Joan of Arc is certainly problematic. While I agree that it deserves
somewhat more scholarly attention than it's received, I don't think it will
show up on anyone's ten best list anytime soon.
Except Twain's. Which brings me to the question you've raised: just why
Twain think this his best book?
I've always thought the answer could be found deep in Twain's psyche. While
he gained popularity & fortune from the general public, he wrote little that
appealed to the tender sensibilities of his wife Livy and (perhaps even more
importantly) his beloved daughter Susy. Some argue, of course, that Livy
bowdlerized some of Twain's writings to bring them more in line, and all
that; but that's not what I'm talking about.
I'm not sure Twain himself ever really respected much of his own work.

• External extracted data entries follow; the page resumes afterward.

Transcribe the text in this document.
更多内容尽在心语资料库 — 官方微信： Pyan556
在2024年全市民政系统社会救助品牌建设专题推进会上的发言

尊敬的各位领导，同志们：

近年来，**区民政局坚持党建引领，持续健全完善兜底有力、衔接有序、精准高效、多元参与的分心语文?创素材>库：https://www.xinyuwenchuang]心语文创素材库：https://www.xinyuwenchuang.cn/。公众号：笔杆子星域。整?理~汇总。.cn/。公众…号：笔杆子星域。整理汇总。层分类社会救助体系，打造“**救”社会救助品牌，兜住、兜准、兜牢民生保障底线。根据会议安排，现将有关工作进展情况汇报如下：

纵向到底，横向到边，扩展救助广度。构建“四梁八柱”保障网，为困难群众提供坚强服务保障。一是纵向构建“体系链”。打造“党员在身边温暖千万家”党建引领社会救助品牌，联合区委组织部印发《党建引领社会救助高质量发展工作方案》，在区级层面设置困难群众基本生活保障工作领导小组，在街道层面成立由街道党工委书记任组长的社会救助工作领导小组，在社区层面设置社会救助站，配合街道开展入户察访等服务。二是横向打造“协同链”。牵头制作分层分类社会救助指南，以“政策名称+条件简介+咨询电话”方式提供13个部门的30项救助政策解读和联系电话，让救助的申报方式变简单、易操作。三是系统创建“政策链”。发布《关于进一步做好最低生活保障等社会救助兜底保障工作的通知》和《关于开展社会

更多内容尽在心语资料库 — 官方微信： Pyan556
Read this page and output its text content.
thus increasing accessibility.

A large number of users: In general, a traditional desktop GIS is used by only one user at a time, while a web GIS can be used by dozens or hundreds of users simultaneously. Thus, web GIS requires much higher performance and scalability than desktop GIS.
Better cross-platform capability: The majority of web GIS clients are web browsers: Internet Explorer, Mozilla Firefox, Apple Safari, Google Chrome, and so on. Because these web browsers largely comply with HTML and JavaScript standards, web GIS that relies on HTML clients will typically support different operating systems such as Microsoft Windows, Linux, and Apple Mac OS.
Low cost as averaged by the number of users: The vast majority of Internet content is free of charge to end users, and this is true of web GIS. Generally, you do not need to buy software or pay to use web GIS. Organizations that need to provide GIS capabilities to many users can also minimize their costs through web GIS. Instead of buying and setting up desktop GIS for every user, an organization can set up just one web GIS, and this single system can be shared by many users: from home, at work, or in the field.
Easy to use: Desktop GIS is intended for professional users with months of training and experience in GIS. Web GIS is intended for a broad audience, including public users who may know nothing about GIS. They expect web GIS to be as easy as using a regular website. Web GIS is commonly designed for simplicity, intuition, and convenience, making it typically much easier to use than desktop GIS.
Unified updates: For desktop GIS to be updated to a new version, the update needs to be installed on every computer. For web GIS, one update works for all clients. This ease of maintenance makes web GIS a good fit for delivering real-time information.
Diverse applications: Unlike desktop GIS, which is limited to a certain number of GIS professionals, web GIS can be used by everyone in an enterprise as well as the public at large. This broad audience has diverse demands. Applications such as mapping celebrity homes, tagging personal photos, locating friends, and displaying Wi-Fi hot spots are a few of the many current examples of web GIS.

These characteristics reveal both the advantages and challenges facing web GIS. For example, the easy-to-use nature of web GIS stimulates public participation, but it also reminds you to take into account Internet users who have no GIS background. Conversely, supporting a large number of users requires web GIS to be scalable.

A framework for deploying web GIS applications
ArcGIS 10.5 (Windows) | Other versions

Somewhere deep inside I think he wanted to be Howells-- the eminently
respected and liked man of letters-- just as another part of him wanted to
Andrew Carnegie or H.H. Rogers. Although we modern literary critics spend a
good deal of time defending Twain from the accusations of being a "mere"
humorist, I think Twain often felt himself so, to his great pain. _Joan of
Arc_ seemed to Twain the kind of book to merit respect from Livy, Susy,
Howells, and himself.
I also seem to remember Twain describing Joan as Susy, or vice versa. One
can see how the linkage would endear the book in Twain's mind.